A hastily formed university committee recommended that Mr. Boghossian be investigated for ‘research misconduct’—that is, purposely fabricating data. That case would seem to be open and shut, but the investigation has stalled.

“More serious are the sanctions against Mr. Boghossian announced Dec. 21 on behalf of Portland State’s Institutional Review Board for conducting research on ‘human subjects’ without submitting his research protocol to the IRB for review as required by the federal National Research Act of 1974. The ‘human subjects’ in question were the editors and peer-reviewers of the duped journals. Portland State ordered Mr. Boghossian to undergo ‘human subjects research training,’ and its letter warns that ‘further actions may be required,’ with no elaboration.

Odd as it may sound, experts say Portland State seems to have a strong case against Mr. Boghossian: As a legal matter, he was doing research, and other professors were his subjects. The real problem is the 1974 law and the tangled regulations the Health and Human Services Department has issued over the years. Scholars have long complained that HHS’s sweeping interpretation of its mandate has censored, delayed and stymied their scholarly projects—a classic example of governmental mission creep.

“Congress passed the National Research Act in response to the notorious Tuskegee experiments on unwitting black men and similar abuses. Yet the scope of the law—designed to ensure that researchers have ‘informed consent’ from their subjects—extends far beyond medicine, to social science and even historical scholarship if living persons are involved. Only in 2017, after decades of complaints, did HHS agree to exempt such endeavors as oral history and literary criticism from IRB oversight. More exemptions went into effect early this year, but they don’t seem to cover Mr. Boghossian’s work. Sanctions can include withholding of federal money from an entire institution until the violation is corrected.

“Further, although IRB vetting technically applies only to federally funded research, HHS has strongly encouraged institutions to apply it to private research as well, and most have gone along. Portland State is one of numerous schools that take federal funding to have signed an ‘assurance’ that it will apply IRB vetting to all its research, no matter what the funding source.”

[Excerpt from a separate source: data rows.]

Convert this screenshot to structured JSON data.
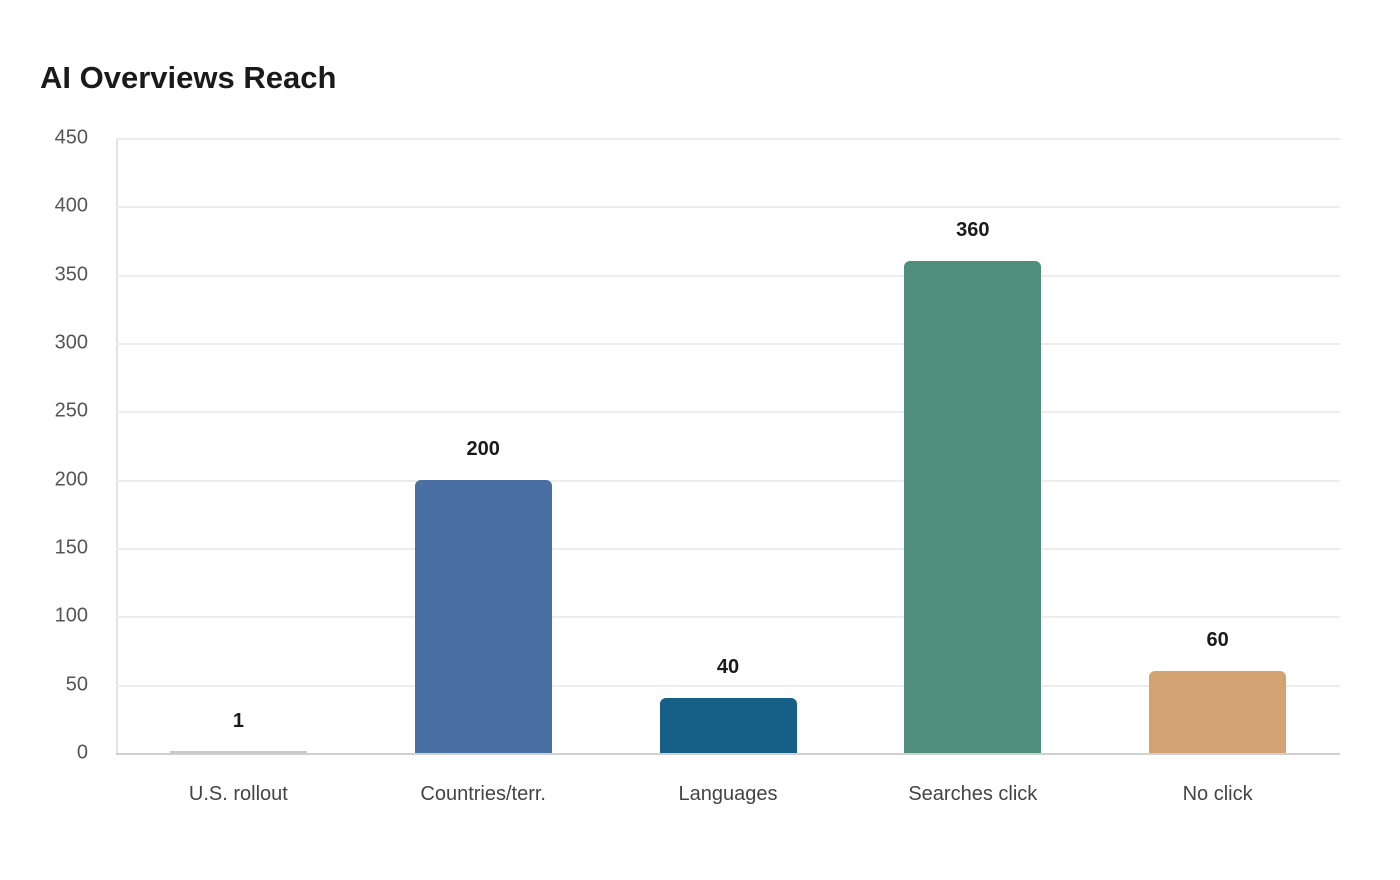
{
  "title": "AI Overviews Reach",
  "y_ticks": [
    "0",
    "50",
    "100",
    "150",
    "200",
    "250",
    "300",
    "350",
    "400",
    "450"
  ],
  "chart_data": {
    "type": "bar",
    "title": "AI Overviews Reach",
    "categories": [
      "U.S. rollout",
      "Countries/terr.",
      "Languages",
      "Searches click",
      "No click"
    ],
    "values": [
      1,
      200,
      40,
      360,
      60
    ],
    "colors": [
      "#c8c8c8",
      "#4a6fa5",
      "#166088",
      "#4f8d7c",
      "#d4a373"
    ],
    "xlabel": "",
    "ylabel": "",
    "ylim": [
      0,
      450
    ],
    "yticks": [
      0,
      50,
      100,
      150,
      200,
      250,
      300,
      350,
      400,
      450
    ],
    "grid": true,
    "legend": "none",
    "data_labels": [
      "1",
      "200",
      "40",
      "360",
      "60"
    ]
  }
}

After further discussing legal issues the essayist concludes:

“Unfortunately for Mr. Boghossian, his deception may make him an unsympathetic plaintiff in a constitutional challenge to a federal law. Nonetheless, Portland State, in pursuing disciplinary sanctions against him, is paying him a backhanded compliment: acknowledging that he has done genuine research exposing the intellectual vacuity of ‘grievance studies,’ to which its practitioners must now respond.”